Saturday, October 20, 2007

Che Guevara

When I was a teenager I used to have a poster of Che Guevara on my wall. Even then, almost 30 years ago, I thought that Fidel Castro was a bloody dictator who threw dissidents and gays in prison and had orchestrated an ugly cult of personality, but that Che, who had died young, had been an idealist who would never have approved of the dictatorial turn the Cuban revolution took in the 1970s if not before. Last year, I enjoyed and was moved by the movie The Motorcycle Diaries.

Jacobo Machover, author of the recently published "La face cachée du Che," has convinced me that I should have known then that this was too good to be true. (I've read a lot about the Chinese revolution, starting with Simon Leys' Chinese Shadows, which I read in 1981, a year before I started studying Chinese. Reading Chinese history is, or ought to be, a good inoculation against political propaganda of any sort.). Machover argues persuasively that Che Guevara not only ordered the execution of hundreds of prisoners but personally murdered several with his own hands (or gun). Not surprisingly, the rightwing press, which has never been keen to write about the Pinochets and Videlas of this world, has lapped up this book.

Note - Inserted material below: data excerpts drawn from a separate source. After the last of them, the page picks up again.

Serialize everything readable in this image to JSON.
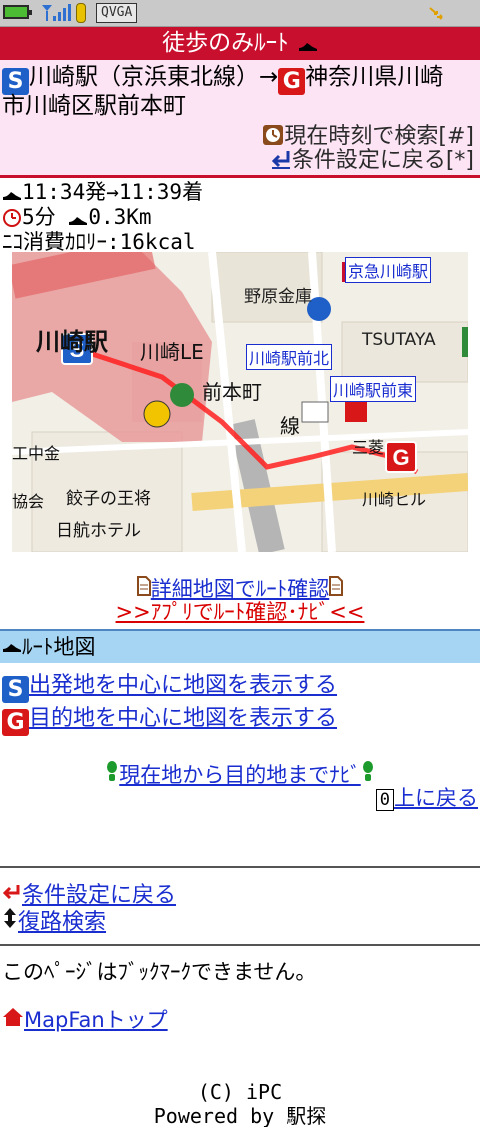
{
  "status_bar": {
    "mode_label": "QVGA",
    "icons": [
      "battery-icon",
      "signal-icon",
      "memory-card-icon",
      "qvga-icon",
      "gps-icon"
    ]
  },
  "header": {
    "title": "徒歩のみﾙｰﾄ"
  },
  "route": {
    "start_badge": "S",
    "goal_badge": "G",
    "from": "川崎駅（京浜東北線）→",
    "to_line1": "神奈川県川崎",
    "to_line2": "市川崎区駅前本町",
    "search_now": "現在時刻で検索[#]",
    "back_conditions": "条件設定に戻る[*]"
  },
  "summary": {
    "time": "11:34発→11:39着",
    "duration": "5分",
    "distance": "0.3Km",
    "calorie_label": "ﾆｺ",
    "calorie": "消費ｶﾛﾘｰ:16kcal"
  },
  "map_labels": {
    "kawasaki": "川崎駅",
    "keikyu": "京急川崎駅",
    "nopporo": "野原金庫",
    "tsutaya": "TSUTAYA",
    "mae_kita": "川崎駅前北",
    "mae_higashi": "川崎駅前東",
    "honmachi": "前本町",
    "kawasaki_hill": "川崎ヒル",
    "gyoza": "餃子の王将",
    "nikko": "日航ホテル",
    "kyokai": "協会",
    "jigyo": "工中金",
    "sen": "線",
    "le": "川崎LE",
    "kinbi": "三菱"
  },
  "links": {
    "detail_map": "詳細地図でﾙｰﾄ確認",
    "app_navi": ">>ｱﾌﾟﾘでﾙｰﾄ確認･ﾅﾋﾞ<<",
    "route_map_section": "ﾙｰﾄ地図",
    "start_center": "出発地を中心に地図を表示する",
    "goal_center": "目的地を中心に地図を表示する",
    "navi_current": "現在地から目的地までﾅﾋﾞ",
    "top_key": "0",
    "back_top": "上に戻る",
    "back_conditions": "条件設定に戻る",
    "return_route": "復路検索",
    "no_bookmark": "このﾍﾟｰｼﾞはﾌﾞｯｸﾏｰｸできません。",
    "mapfan_top": "MapFanトップ"
  },
  "footer": {
    "copyright": "(C) iPC",
    "powered": "Powered by 駅探"
  },
  "colors": {
    "brand_red": "#c8102e",
    "link_blue": "#1a2ed0",
    "start_blue": "#1f5fc8",
    "goal_red": "#d81818",
    "route_bg": "#fce4f4",
    "section_blue": "#a6d5f3"
  }
}
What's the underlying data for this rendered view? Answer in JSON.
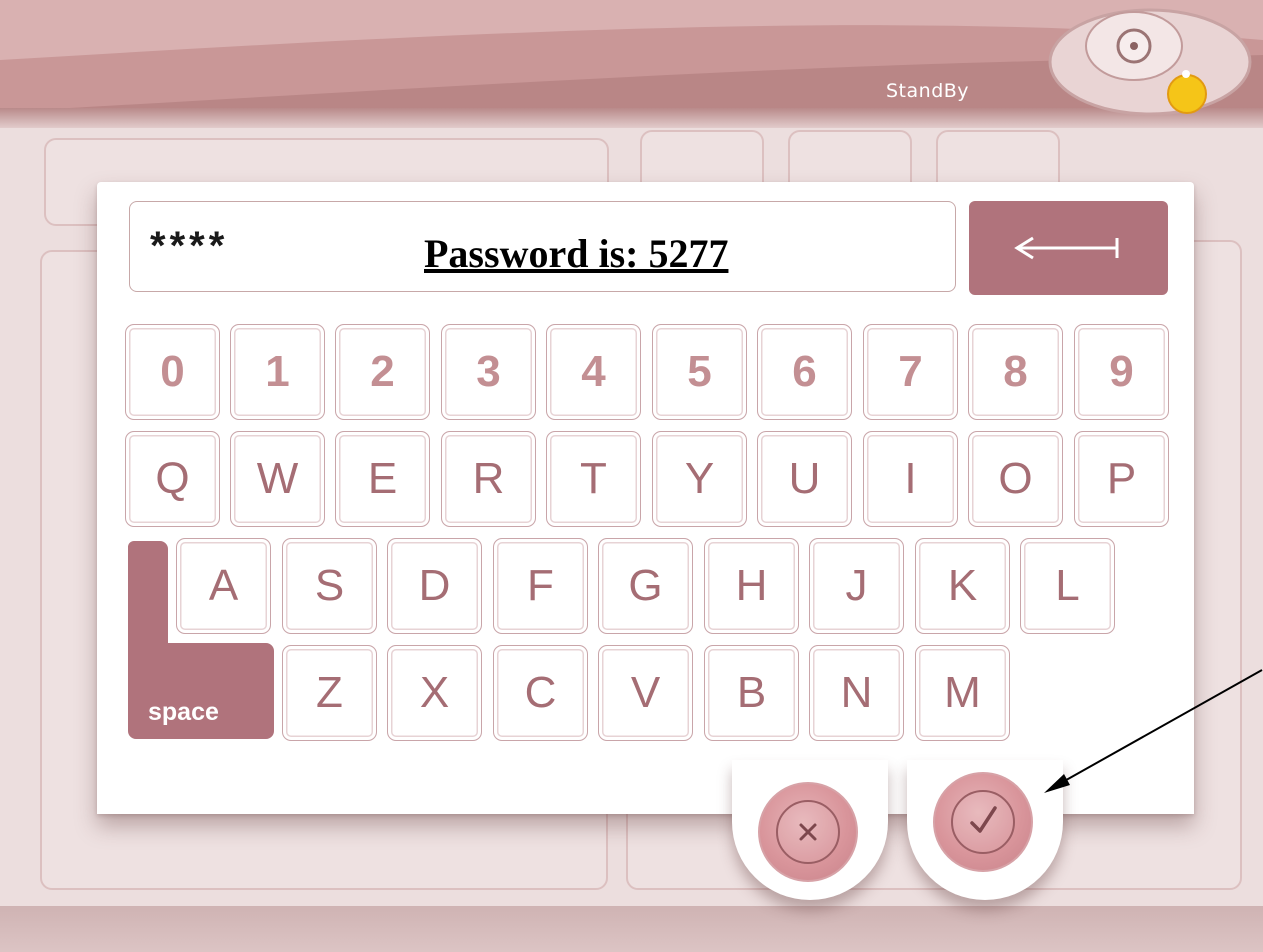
{
  "header": {
    "status_text": "StandBy"
  },
  "password_entry": {
    "masked_value": "****",
    "hint": "Password is: 5277"
  },
  "keypad": {
    "digits": [
      "0",
      "1",
      "2",
      "3",
      "4",
      "5",
      "6",
      "7",
      "8",
      "9"
    ],
    "row_q": [
      "Q",
      "W",
      "E",
      "R",
      "T",
      "Y",
      "U",
      "I",
      "O",
      "P"
    ],
    "row_a": [
      "A",
      "S",
      "D",
      "F",
      "G",
      "H",
      "J",
      "K",
      "L"
    ],
    "row_z": [
      "Z",
      "X",
      "C",
      "V",
      "B",
      "N",
      "M"
    ],
    "space_label": "space",
    "backspace_icon": "backspace-arrow-icon"
  },
  "actions": {
    "cancel_icon": "cancel-x-icon",
    "confirm_icon": "confirm-check-icon"
  },
  "annotation": {
    "arrow_icon": "pointer-arrow-icon"
  },
  "colors": {
    "accent": "#b0737c",
    "key_text": "#a56d74",
    "header": "#c99696",
    "power_led": "#f5c518"
  }
}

From a Sunday Times review: <http://www.theaustralian.news.com.au/story/0,25197,22428134-36235,00.html>

A prolific diarist, Guevara wrote vividly of his role as an executioner.

In one passage, he described the execution of Eutimio Guerra, a peasant and army guide. "I fired a .32-calibre bullet into the right hemisphere of his brain, which came out through his left temple," was Guevara's clinical description of the killing. "He moaned for a few moments, then died."

"I carried out a very summary inquiry and then the peasant Aristidio was executed," he wrote about another killing. "It is not possible to tolerate even the suspicion of treason."

Guevara found particularly "interesting" the case of one of his victims, a man who, just before being executed, penned a letter to his mother in which he acknowledged "the justice of the punishment that was being dealt out to him" and asked her "to be faithful to the revolution".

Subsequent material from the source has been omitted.